Erwin Chargaff

Erwin Chargaff (1905 – 2002)

Hungarian

Erwin Chargaff (11 August 1905 – 20 June 2002) was an Austro-Hungarian biochemist.

He was immigrated to the United States during the Nazi era and was a professor of biochemistry at Columbia University medical school.

Through careful experimentation, Chargaff discovered two rules that helped lead to the discovery of the double helix structure of DNA.

The first rule was that in DNA the number of guanine units are merely equal to the number of cytosine units, and the number of adenine units are merely equal to the number of thymine units.

The second rule was that the relative amounts of guanine, cytosine, adenine and thymine bases varies from one species to another. This hinted that DNA rather than protein could be the genetic material.

Chargaff was born on 11 August 1905 in Czernowitz, Duchy of Bukovina, Austria-Hungary, which is now Chernivtsi, Ukraine.

At the outbreak of World War I, his family moved to Vienna, where he attended the Maximiliansgymnasium. He then went on to the Vienna College of Technology where he met his future wife Vera Broido.

From 1924 to 1928, Chargaff studied chemistry in Vienna, and earned a doctorate working under the direction of Fritz Feigl.

He married Vera Broido in 1928. Chargaff had one son, Thomas Chargaff.

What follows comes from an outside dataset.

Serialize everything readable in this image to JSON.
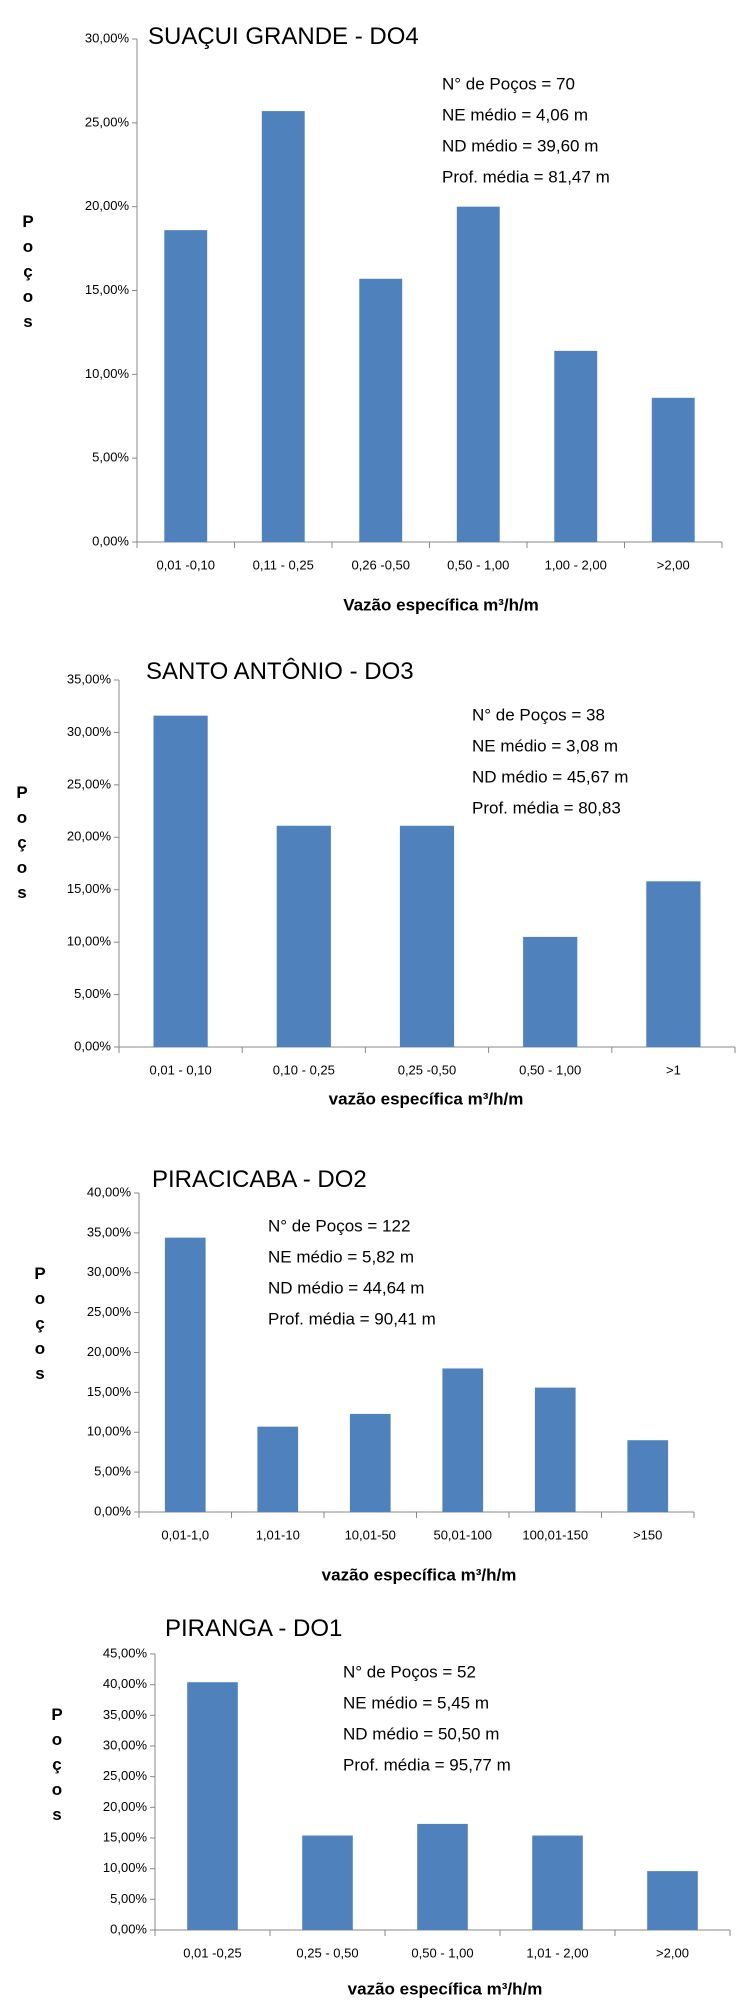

From 1925 to 1930, Chargaff served as the Milton Campbell Research Fellow in organic chemistry at Yale University, but he did not like New Haven, Connecticut.

Chargaff returned to Europe, where he lived from 1930 to 1934, serving first as the assistant in charge of chemistry for the department of bacteriology and public health at the University of Berlin (1930–1933).

Chargaff immigrated to New York City in 1935, taking a position as a research associate in the department of biochemistry at Columbia University, where he spent most of his professional career.

Chargaff became an assistant professor in 1938 and a professor in 1952. After serving as department chair from 1970 to 1974, Chargaff retired as professor emeritus.

After his retirement as professor emeritus, Chargaff moved his lab to Roosevelt Hospital, where he continued to work until his retirement in 1992.

He became an American citizen in 1940.

During his time at Columbia, Chargaff published numerous scientific papers, dealing primarily with the study of nucleic acids such as DNA using chromatographic techniques.

He became interested in DNA in 1944 after Oswald Avery identified the molecule as the basis of heredity.

In 1950, he discovered that the amounts of adenine and thymine in DNA were roughly the same, as were the amounts of cytosine and guanine. This later became known as the first of Chargaff's rules.

Beginning in the 1950s, Chargaff became increasingly outspoken about the failure of the field of molecular biology, claiming that molecular biology was "running riot and doing things that can never be justified".

He believed that human knowledge will always be limited in relation to the complexity of the natural world, and that it is simply dangerous when humans believe that the world is a machine, even assuming that humans can have full knowledge of its workings.

Chargaff warned that "the technology of genetic engineering poses a greater threat to the world than the advent of nuclear technology.

After Francis Crick, James Watson and Maurice Wilkins received the 1962 Nobel Prize for their work on discovering the double helix of DNA, Chargaff withdrew from his lab and wrote to scientists all over the world about his exclusion.

He died on 20 June 2002 in Manhattan.

Honors awarded to him include the Pasteur Medal (1949) and the National Medal of Science (1974).